Но вернемся к прерванной нити нашего повествования, вернемся к Мачадо и его трансцендентальным размышлениям насчет глаз, вспомним о глазах того мертвеца и спросим себя: отчего их не закрыли? Открытые, все еще сверкающие злобным бешенством, они по-прежнему отражают, немигающие, веселую трепотню, издевательские пересуды пробегающей мимо толпы. Одному такому как-то раз опустили веки, чтобы он не глядел на это безобразие; но веки вновь поднялись, словно у древних кукол, говорящих «Мама».

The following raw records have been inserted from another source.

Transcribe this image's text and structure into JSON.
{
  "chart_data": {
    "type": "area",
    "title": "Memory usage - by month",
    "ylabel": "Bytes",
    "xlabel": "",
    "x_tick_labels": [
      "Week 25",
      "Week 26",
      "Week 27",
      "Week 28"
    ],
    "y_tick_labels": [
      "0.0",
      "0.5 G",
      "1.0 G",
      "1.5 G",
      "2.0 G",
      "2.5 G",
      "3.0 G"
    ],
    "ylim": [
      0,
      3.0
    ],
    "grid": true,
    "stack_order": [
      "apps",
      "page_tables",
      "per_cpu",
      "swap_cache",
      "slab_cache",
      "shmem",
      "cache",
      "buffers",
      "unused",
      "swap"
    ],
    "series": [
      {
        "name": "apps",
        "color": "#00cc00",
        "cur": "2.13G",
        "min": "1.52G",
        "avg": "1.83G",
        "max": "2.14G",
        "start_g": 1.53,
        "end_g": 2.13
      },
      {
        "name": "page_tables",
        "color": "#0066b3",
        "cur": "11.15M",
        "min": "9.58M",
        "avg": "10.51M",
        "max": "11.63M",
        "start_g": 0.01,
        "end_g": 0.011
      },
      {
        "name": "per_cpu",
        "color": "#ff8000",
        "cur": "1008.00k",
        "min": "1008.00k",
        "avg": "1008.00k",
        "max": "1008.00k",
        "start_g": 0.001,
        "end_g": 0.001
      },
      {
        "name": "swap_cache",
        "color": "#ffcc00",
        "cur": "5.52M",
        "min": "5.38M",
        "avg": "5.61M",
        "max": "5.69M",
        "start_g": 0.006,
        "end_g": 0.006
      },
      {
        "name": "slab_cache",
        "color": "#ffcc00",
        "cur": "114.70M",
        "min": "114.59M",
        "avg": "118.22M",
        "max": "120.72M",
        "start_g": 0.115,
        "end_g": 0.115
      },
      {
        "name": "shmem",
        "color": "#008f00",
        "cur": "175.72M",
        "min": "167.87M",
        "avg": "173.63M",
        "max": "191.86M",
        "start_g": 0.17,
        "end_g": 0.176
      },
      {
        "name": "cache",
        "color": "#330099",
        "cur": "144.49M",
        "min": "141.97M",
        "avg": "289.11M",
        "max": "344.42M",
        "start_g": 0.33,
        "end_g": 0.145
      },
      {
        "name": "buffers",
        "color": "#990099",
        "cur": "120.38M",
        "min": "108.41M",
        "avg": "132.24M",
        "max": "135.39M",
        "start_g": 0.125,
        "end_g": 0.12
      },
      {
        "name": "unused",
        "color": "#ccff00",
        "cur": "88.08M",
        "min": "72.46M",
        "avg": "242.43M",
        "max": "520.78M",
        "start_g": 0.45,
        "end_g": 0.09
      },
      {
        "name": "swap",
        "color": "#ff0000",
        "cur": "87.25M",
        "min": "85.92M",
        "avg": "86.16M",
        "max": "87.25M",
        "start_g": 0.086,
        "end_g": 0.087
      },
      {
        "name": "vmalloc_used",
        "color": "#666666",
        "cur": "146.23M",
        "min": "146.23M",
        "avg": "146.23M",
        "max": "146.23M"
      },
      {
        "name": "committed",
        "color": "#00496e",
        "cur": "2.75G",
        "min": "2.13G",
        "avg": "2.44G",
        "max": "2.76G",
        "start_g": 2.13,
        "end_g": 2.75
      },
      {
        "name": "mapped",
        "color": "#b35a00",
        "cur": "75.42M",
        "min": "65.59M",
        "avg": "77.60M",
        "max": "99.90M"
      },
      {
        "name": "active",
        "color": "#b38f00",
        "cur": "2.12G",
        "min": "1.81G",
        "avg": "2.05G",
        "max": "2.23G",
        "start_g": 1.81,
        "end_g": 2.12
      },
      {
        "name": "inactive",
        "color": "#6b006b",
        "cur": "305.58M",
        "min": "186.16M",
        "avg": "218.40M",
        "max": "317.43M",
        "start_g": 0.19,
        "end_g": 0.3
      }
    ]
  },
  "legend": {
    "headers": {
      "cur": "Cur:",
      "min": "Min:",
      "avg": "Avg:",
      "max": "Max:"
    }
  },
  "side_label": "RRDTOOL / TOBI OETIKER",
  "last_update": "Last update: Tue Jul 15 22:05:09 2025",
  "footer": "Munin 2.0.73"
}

Покойники? Покойники – их делаем мы сами! В квартале Аранхуэс, колыбели Прискос – первой банды наемников-профессионалов, пионеров дела, всех их впоследствии замочили, – так вот, я гулял как-то в парке Аранхуэса с Алексисом (или, если угодно, Алексис со мной) в ожидании того, что откроют церковь Сан-Николас-де-Толентино, чтобы осмотреть ее. Там-то я и столкнулся с Покойником. Мы не виделись много месяцев, и я нашел его сильно посвежевшим, «отдохнувшим». «Мотайте отсюда, – сказал он, – а то вас замочат». «Черт, если я хоть немного разбираюсь в этих играх, то замочить меня, думаю посложнее, чем вас, – отозвался я. – Но спасибо за предупреждение». Покойник! Так его назвали после того, как спалили дотла бильярдный зал и всадили в него четыре пульки, и он умер – но потом, когда ночью собрались пьяные парсерос, подняв гроб и горланя хором «Сырую могилу», и уронили его, он открылся, и оттуда выпрыгнул мертвец. То был бледный – бледный, как утверждают, – Покойник, и член его вздулся невероятным образом. Переходя на язык психоанализа, это можно назвать триумфом Эроса над Танатосом. Но какого хрена: психоанализ обанкротился больше, чем марксизм! Мне потом показали Покойника, только что вышедшего из гроба: остатки того, прежнего, сильного и крепкого парня. А сейчас… Обескровленный, белый, бесплотный… Ладно, хватит: кто откажется поболтать с усыновленным Смертью?! Всегда неплохо иметь своего адвоката перед госпожой столь капризного нрава. Но ради чего я все это рассказываю? А, вот что: нас собирались прикончить в Аранхуэсе, квартале, расположенном очень высоко и очень низко: высоко в горах и низко по социальной шкале, как и ее себе представляю. Именно здесь, когда я родился, заканчивался этот бредовый город. Именно здесь сегодня начинаются коммуны: начинается мир.